Uderzo : Le risque de surchauffe de l'économie chinoise est-il bien réel ?

Dialouz : La Chine pourra-t-elle jouer un rôle de contre-arbitrage de la mondialisation face à l'hégémonie américaine ?

Joseph E. Stiglitz : La Chine est encore beaucoup plus "petite" que les Etats-Unis. Bien qu'elle soit la deuxième ou troisième économie mondiale, elle ne représente qu'un huitième de l'économie américaine. Le revenu par habitant est encore plus petit, en pourcentage, qu'aux Etats-Unis. Ce qui est impressionnant avec la Chine, c'est la rapidité de sa croissance, en particulier dans l'industrie, qui force les Etats-Unis et d'autres pays à s'adapter très rapidement. Les récents débats sur les taux de change avec la Chine illustrent le problème. Le taux de change de la Chine n'est pas significativement sous-évalué. Si ce taux était réévalué, cela ne changerait rien au déficit commercial américain. Les Américains achèteraient peut-être plus de tissu au Bangladesh qu'à la Chine, mais on ne produirait pas davantage de textile aux Etats-Unis. La raison essentielle du déficit commercial est liée à la politique macroéconomique américaine, en particulier l'énorme déficit fiscal et le fait que les foyers américains n'épargnent pas. En fait, l'an dernier, l'épargne américaine a été négative pour la première fois depuis la Grande Dépression. Mais les Etats-Unis font porter la responsabilité de ces problèmes à la Chine, car ils ne veulent pas la faire porter sur l'administration Bush.

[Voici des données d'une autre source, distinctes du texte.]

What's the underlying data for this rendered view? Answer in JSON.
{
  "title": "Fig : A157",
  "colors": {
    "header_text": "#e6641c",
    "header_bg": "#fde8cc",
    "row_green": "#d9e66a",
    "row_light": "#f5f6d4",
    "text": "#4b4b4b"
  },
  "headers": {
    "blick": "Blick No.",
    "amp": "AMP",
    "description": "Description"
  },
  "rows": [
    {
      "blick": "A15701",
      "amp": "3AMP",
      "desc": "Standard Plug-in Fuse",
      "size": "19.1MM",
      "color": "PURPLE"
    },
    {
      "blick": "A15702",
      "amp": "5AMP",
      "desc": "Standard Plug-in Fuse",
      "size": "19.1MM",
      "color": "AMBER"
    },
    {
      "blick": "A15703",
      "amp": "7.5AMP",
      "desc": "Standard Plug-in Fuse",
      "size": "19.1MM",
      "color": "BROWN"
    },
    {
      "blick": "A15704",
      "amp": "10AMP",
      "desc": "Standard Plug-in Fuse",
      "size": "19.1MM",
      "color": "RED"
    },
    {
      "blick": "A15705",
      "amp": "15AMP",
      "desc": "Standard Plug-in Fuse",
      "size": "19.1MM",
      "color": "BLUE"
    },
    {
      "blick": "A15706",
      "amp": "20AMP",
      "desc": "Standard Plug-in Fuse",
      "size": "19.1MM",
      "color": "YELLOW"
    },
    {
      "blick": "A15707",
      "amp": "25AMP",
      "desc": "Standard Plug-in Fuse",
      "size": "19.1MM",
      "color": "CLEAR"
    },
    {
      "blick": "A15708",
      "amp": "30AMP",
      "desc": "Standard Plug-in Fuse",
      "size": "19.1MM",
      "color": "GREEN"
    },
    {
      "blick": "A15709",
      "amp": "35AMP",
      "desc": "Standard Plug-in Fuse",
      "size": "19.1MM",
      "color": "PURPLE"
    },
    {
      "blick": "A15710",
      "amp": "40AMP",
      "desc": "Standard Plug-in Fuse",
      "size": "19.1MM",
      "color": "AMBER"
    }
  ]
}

Michel : L'augmentation incessante du prix du pétrole et donc du prix des transports (qui ne devrait pas s'arrêter) ne signifie-t-elle pas la fin d'une certaine mondialisation ?

Joseph E. Stiglitz : C'est une excellente question dans la mesure où l'une des causes de la mondialisation a été la baisse des coûts des transports et des communications. Le prix élevé du pétrole et la crainte du terrorisme ont rendu plus onéreux les déplacements. Mais les facteurs sous-jacents à la mondialisation restent forts. Si bien qu'à moins d'un changement dans les politiques gouvernementales, comme par exemple avec le protectionnisme dont nous parlions, je pense que le processus de mondialisation va continuer.

Schelling : Etes-vous d'accord avec ceux qui affirment que la mondialisation, sous sa forme actuelle, précipite l'enrichissement des uns et l'aggravation de la situation des autres ?

Joseph E. Stiglitz : C'est plus compliqué. La mondialisation rend les riches des pays riches plus riches. Elle a aidé certaines des économies des pays émergents et en voie de développement à croître et à réduire la pauvreté. Mais elle a aussi rendu plus pauvres encore certains des plus pauvres. Ce sont là des conséquences de la façon dont la mondialisation a été conduite, mais je pense qu'il y a d'autres façons de procéder qui permettraient d'améliorer le sort des pauvres jusque dans les pays les plus pauvres. A mon avis, la question majeure est donc de savoir comment réformer la mondialisation pour s'assurer qu'elle fonctionne.